ABD, İngiltere ve Fransa’nın amacı; hem kimyasal hem konvansiyonel silahlar kullanan Esed’in yıllardır göz yumulan katliamlarına son vermek değildir.
Sanıldığı gibi masum insanların hayatlarını kurtarmak hiç değildir.
Çünkü Suriye’de ölenlerin sayısı artık milyonlarla ifade ediliyor.
Ve bu katliam ABD’nin de İngiltere’nin de Fransa’nın da zerre kadar umurunda değildir.
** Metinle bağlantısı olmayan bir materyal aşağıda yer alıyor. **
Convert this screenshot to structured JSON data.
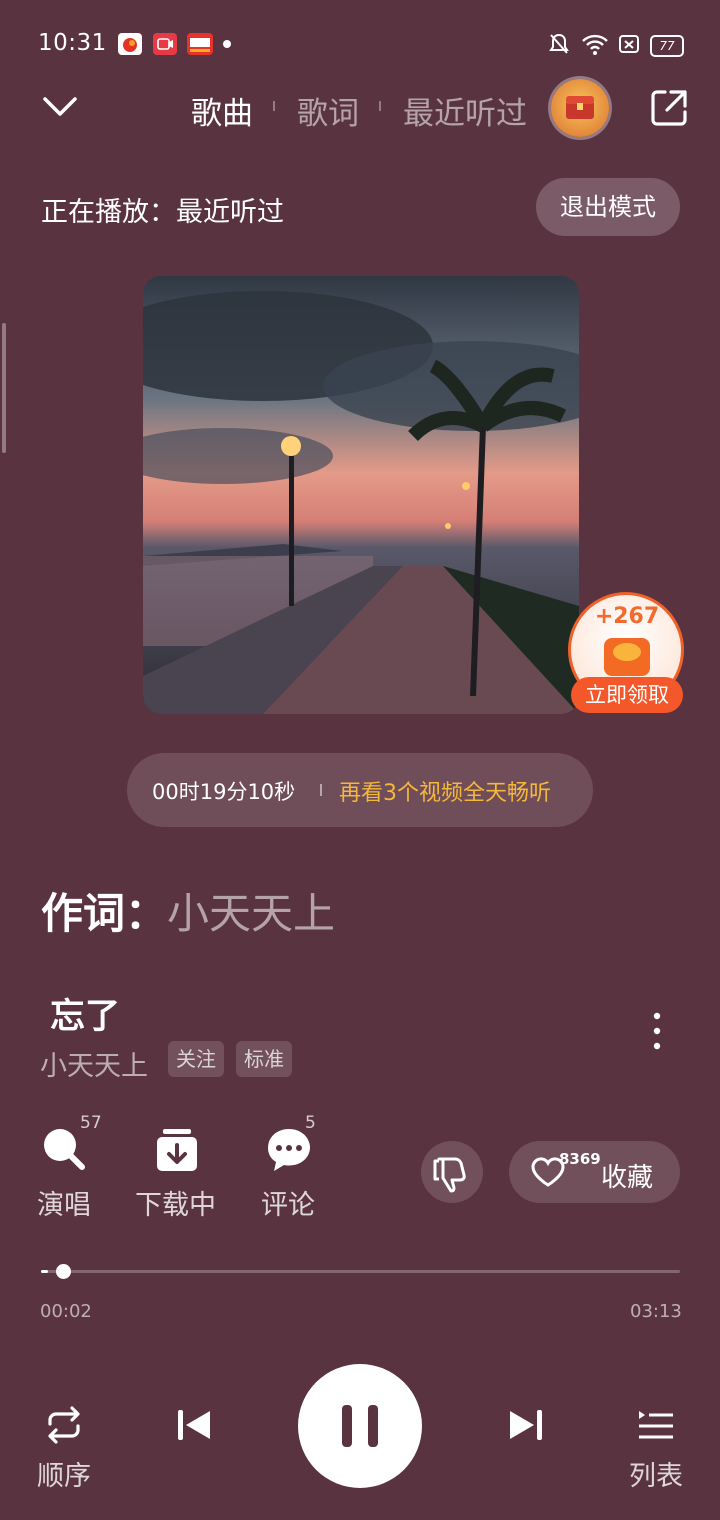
{
  "status_bar": {
    "time": "10:31",
    "battery": "77"
  },
  "top_nav": {
    "tabs": [
      {
        "label": "歌曲",
        "active": true
      },
      {
        "label": "歌词",
        "active": false
      },
      {
        "label": "最近听过",
        "active": false
      }
    ]
  },
  "mode_bar": {
    "now_playing": "正在播放：最近听过",
    "exit_label": "退出模式"
  },
  "reward": {
    "amount": "+267",
    "claim_label": "立即领取"
  },
  "timer": {
    "remaining": "00时19分10秒",
    "promo": "再看3个视频全天畅听"
  },
  "lyric_credit": {
    "key": "作词：",
    "value": "小天天上"
  },
  "song": {
    "title": "忘了",
    "artist": "小天天上",
    "follow_label": "关注",
    "quality_label": "标准"
  },
  "actions": {
    "sing": {
      "label": "演唱",
      "count": "57"
    },
    "download": {
      "label": "下载中"
    },
    "comment": {
      "label": "评论",
      "count": "5"
    },
    "favorite": {
      "label": "收藏",
      "count": "8369"
    }
  },
  "progress": {
    "current": "00:02",
    "duration": "03:13",
    "fraction": 0.0104
  },
  "controls": {
    "mode_label": "顺序",
    "list_label": "列表"
  },
  "colors": {
    "background": "#5a3341",
    "accent_orange": "#f4572a",
    "promo_yellow": "#f5b83a"
  }
}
Esed’in PYD’nin DAEŞ’in ve bileşenleri diğer terör yapılanmalarının gerçekleştirdiği ABD ve batının göz yumduğu katliam, tecavüz ve soykırımın haddi hesabı yok.
Bu yalın gerçeği Fransa Başbakanı Edouard Philippe, Fransa'nın askeri operasyon düzenleyerek Suriye'ye veya Beşşar Esed'e savaş açmadığını, ülkesinin düşmanının Suriye değil DEAŞ olduğunu Suriye rejimini düşürmek gibi bir niyetin olmadığını söylemek suretiyle dile getirmiştir.
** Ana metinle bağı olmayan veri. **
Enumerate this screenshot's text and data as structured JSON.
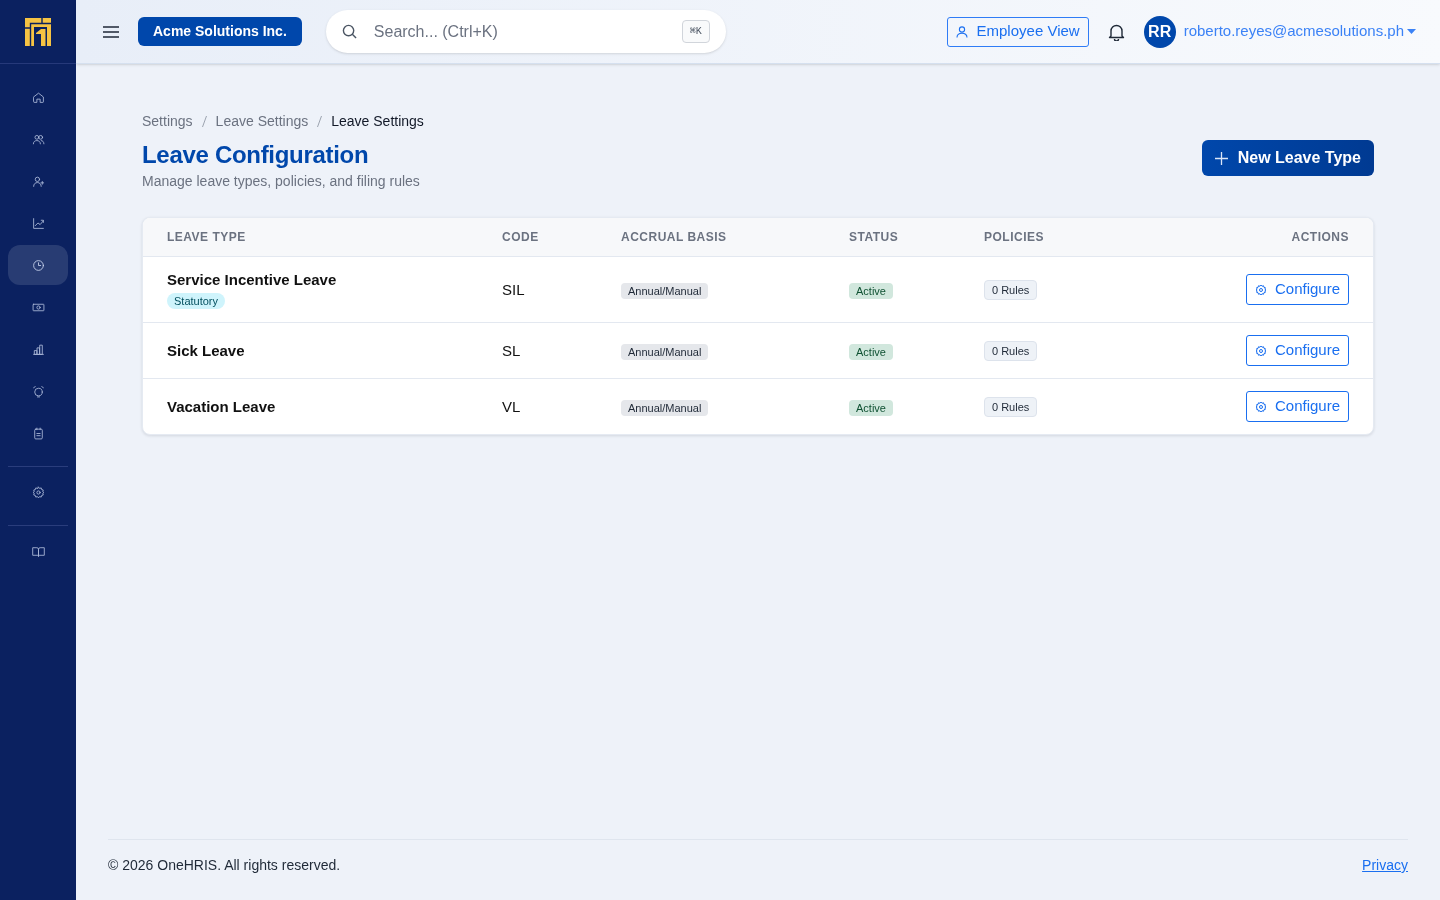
{
  "sidebar": {
    "groups": [
      {
        "items": [
          {
            "selected": false
          },
          {
            "selected": false
          },
          {
            "selected": false
          },
          {
            "selected": false
          },
          {
            "selected": true
          },
          {
            "selected": false
          },
          {
            "selected": false
          },
          {
            "selected": false
          },
          {
            "selected": false
          }
        ]
      },
      {
        "items": [
          {
            "selected": false
          }
        ]
      },
      {
        "items": [
          {
            "selected": false
          }
        ]
      }
    ]
  },
  "header": {
    "company": "Acme Solutions Inc.",
    "search": {
      "placeholder": "Search... (Ctrl+K)",
      "shortcut": "⌘K"
    },
    "employee_view_button": "Employee View",
    "user": {
      "initials": "RR",
      "email": "roberto.reyes@acmesolutions.ph"
    }
  },
  "breadcrumb": [
    {
      "label": "Settings",
      "current": false
    },
    {
      "label": "Leave Settings",
      "current": false
    },
    {
      "label": "Leave Settings",
      "current": true
    }
  ],
  "page": {
    "title": "Leave Configuration",
    "subtitle": "Manage leave types, policies, and filing rules",
    "new_button": "New Leave Type"
  },
  "table": {
    "columns": [
      "LEAVE TYPE",
      "CODE",
      "ACCRUAL BASIS",
      "STATUS",
      "POLICIES",
      "ACTIONS"
    ],
    "rows": [
      {
        "name": "Service Incentive Leave",
        "tags": [
          "Statutory"
        ],
        "code": "SIL",
        "accrual_basis": "Annual/Manual",
        "status": "Active",
        "policies": "0 Rules",
        "action": "Configure"
      },
      {
        "name": "Sick Leave",
        "code": "SL",
        "accrual_basis": "Annual/Manual",
        "status": "Active",
        "policies": "0 Rules",
        "action": "Configure"
      },
      {
        "name": "Vacation Leave",
        "code": "VL",
        "accrual_basis": "Annual/Manual",
        "status": "Active",
        "policies": "0 Rules",
        "action": "Configure"
      }
    ]
  },
  "footer": {
    "copyright": "© 2026 OneHRIS. All rights reserved.",
    "link": "Privacy"
  }
}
Esed kötü polisi bunlar iyi polisi oynamaktadırlar.
Cinayet cinayettir.
Cinayetin hangi silahla işlendiğinin önemi yoktur.
Mesele Suriye’de masumların öldürülmesini engellemek değildir..
Mesele Suriye’nin bölüşümünde denklem dışı kalmamak, petrolden pay almak ve terbiye etmek istedikleri ülkeler için (ki başta Türkiye geliyor) kullanışlı terör aparatını elde hazır tutmak bir de satılmasını istedikleri silahların reklamını yapmaktır.
Ötesi lafü güzaftır.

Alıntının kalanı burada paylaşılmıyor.